After the rehabilitation of the two canals, the participants benefited from professional training that focused on raising awareness of community-based flood early warning systems and  DRR-integrated actions as emergency interventions. Also, other types of training were provided by Water National Agencies Expert on developing models using hydraulic and hydrology modelling to predict flood risk generation.


During the evaluation of the project, all participants agreed that the project was effective and covered the needs of the targeted community. The impact of the training that community members received has changed their perspective and the importance of having a Community-Based Flood Early-Warning System and DRR techniques to help them in the future mitigate such risks. There is more cooperation between community members, leaders, local organizations, and local authorities to adopt a broader Early-Warning system since it is currently a primary system that depends on firing guns and mosque speakers.

There is a focus on adopting new tools and infrastructures such as early warning devices that are available already but not installed yet. Community members are very keen to install these devices and start running automatic rain stations as soon as possible since only manual rain stations are functioning.

Also, the rehabilitation of the two canals has reduced the floods in the region, which reduces the casualties and loss of water. The amount of water saved will be used in activities that can improve the livelihood of community members such as agriculture and grazing.

The project also addresses the gender element since female participants were almost a third of the total number of participants and have provided very important outputs and suggestions.

Finally, according to most participants, the central government supported facilitating and coordinating the project between the participants, local NGOs, and trainers. The local government also provided the implementing agencies with preliminary data that were needed both in training and during the rehabilitation of two canals, which gives us hope regarding better communication in the future of the region between all stakeholders.


During the conflict, the urge for basic needs such as food is high and in Yemen, we find that the local community is very interested in the project and has participated actively. There is a will to enhance their living conditions although they face very important challenges such as weakening state institutes and conflict of interests.

Also, DRR projects in conflicted countries normally are not sustainable due to the situation and lack of security, but in this project, the will for sustainability is the desire of the local population and therefore local communities will provide support to organizations that are willing to assist.

Finally, local community members are now trained on the Flood Early-Warning System and DRR techniques that will be implemented in case of future disasters that can face the region.
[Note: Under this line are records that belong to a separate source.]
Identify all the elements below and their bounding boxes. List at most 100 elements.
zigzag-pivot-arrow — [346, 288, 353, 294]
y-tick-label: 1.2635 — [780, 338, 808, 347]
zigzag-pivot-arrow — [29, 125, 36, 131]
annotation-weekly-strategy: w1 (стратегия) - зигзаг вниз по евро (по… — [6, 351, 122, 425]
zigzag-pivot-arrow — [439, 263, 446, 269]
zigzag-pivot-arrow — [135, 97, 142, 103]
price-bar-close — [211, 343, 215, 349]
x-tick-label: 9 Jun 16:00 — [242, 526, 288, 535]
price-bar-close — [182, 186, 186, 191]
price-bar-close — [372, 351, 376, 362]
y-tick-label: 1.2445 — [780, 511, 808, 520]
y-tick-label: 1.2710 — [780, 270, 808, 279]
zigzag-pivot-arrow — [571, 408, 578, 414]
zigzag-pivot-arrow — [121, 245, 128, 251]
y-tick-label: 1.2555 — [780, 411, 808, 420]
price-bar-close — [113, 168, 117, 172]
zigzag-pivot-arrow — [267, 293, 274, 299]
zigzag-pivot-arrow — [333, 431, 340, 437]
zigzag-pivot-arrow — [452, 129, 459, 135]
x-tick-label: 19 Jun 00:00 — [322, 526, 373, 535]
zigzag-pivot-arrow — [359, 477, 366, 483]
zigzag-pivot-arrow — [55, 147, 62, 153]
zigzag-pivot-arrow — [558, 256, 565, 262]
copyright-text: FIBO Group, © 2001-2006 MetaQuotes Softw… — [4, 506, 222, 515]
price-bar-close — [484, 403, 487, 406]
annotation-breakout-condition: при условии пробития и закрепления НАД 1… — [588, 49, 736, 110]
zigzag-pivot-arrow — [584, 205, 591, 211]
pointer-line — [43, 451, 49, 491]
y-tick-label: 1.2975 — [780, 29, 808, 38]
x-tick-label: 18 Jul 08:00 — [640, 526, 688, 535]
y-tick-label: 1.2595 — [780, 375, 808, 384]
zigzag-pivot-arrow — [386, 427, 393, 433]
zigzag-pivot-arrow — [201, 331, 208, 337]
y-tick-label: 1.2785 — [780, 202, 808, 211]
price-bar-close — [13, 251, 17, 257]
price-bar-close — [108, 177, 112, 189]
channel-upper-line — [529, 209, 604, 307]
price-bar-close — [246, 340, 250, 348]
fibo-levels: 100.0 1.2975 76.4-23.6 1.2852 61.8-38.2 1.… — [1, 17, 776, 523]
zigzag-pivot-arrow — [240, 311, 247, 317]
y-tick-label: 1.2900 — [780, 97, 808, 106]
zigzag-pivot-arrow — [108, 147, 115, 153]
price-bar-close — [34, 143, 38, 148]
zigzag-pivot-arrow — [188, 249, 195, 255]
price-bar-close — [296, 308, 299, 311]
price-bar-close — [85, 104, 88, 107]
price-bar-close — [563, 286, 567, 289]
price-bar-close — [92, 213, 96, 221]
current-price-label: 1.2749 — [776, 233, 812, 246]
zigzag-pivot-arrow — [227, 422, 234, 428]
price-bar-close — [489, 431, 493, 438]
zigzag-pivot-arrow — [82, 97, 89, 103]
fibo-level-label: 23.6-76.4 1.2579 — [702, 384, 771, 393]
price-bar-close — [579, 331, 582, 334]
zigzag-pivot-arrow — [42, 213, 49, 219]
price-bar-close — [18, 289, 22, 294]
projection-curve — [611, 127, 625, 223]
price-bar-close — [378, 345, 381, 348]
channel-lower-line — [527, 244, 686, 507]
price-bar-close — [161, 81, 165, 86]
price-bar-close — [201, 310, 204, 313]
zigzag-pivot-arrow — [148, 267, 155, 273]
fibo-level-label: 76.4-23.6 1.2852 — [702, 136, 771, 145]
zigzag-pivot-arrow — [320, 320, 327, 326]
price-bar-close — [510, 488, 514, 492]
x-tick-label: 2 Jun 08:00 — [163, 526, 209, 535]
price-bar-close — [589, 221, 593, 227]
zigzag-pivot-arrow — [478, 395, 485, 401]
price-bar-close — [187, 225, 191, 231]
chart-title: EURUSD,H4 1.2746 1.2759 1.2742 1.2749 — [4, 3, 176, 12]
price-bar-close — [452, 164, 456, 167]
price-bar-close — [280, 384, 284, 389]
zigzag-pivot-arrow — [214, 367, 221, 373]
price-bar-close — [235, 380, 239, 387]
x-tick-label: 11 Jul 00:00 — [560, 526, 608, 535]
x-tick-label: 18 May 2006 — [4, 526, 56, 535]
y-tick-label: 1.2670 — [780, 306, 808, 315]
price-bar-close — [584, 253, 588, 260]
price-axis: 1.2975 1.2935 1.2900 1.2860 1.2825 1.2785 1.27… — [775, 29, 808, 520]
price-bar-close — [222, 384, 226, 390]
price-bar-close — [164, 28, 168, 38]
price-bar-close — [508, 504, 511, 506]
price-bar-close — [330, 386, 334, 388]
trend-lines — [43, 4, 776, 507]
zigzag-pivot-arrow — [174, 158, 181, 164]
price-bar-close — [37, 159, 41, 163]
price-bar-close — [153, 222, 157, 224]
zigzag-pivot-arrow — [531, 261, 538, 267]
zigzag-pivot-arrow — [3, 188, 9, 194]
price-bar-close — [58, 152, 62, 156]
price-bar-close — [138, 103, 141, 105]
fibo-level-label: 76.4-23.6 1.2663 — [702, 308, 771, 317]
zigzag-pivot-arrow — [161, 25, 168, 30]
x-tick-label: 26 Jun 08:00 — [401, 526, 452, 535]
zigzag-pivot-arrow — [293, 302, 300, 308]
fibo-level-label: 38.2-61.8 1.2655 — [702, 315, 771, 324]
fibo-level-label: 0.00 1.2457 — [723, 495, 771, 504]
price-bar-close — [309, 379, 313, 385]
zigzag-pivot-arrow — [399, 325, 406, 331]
Replicability and upscaling

The project has the elements of replicability since it has provided green solutions and has achieved its target by providing successful DRR solutions in conflicted countries. Also, the ideas of benefiting from the different experiences of neighbouring countries in disaster management (the Omani experiences, for example) make the project more resilient. The participants suggested that this exposure would benefit their project and make it more resilient and replicable.

Also, participants suggested preparing a matrix of projects for the most dangerous areas and in need of rapid intervention and quality projects for future reference. This matrix can be the key to replicating the project in other areas in the governorate of Hadhramaut and the whole of Yemen.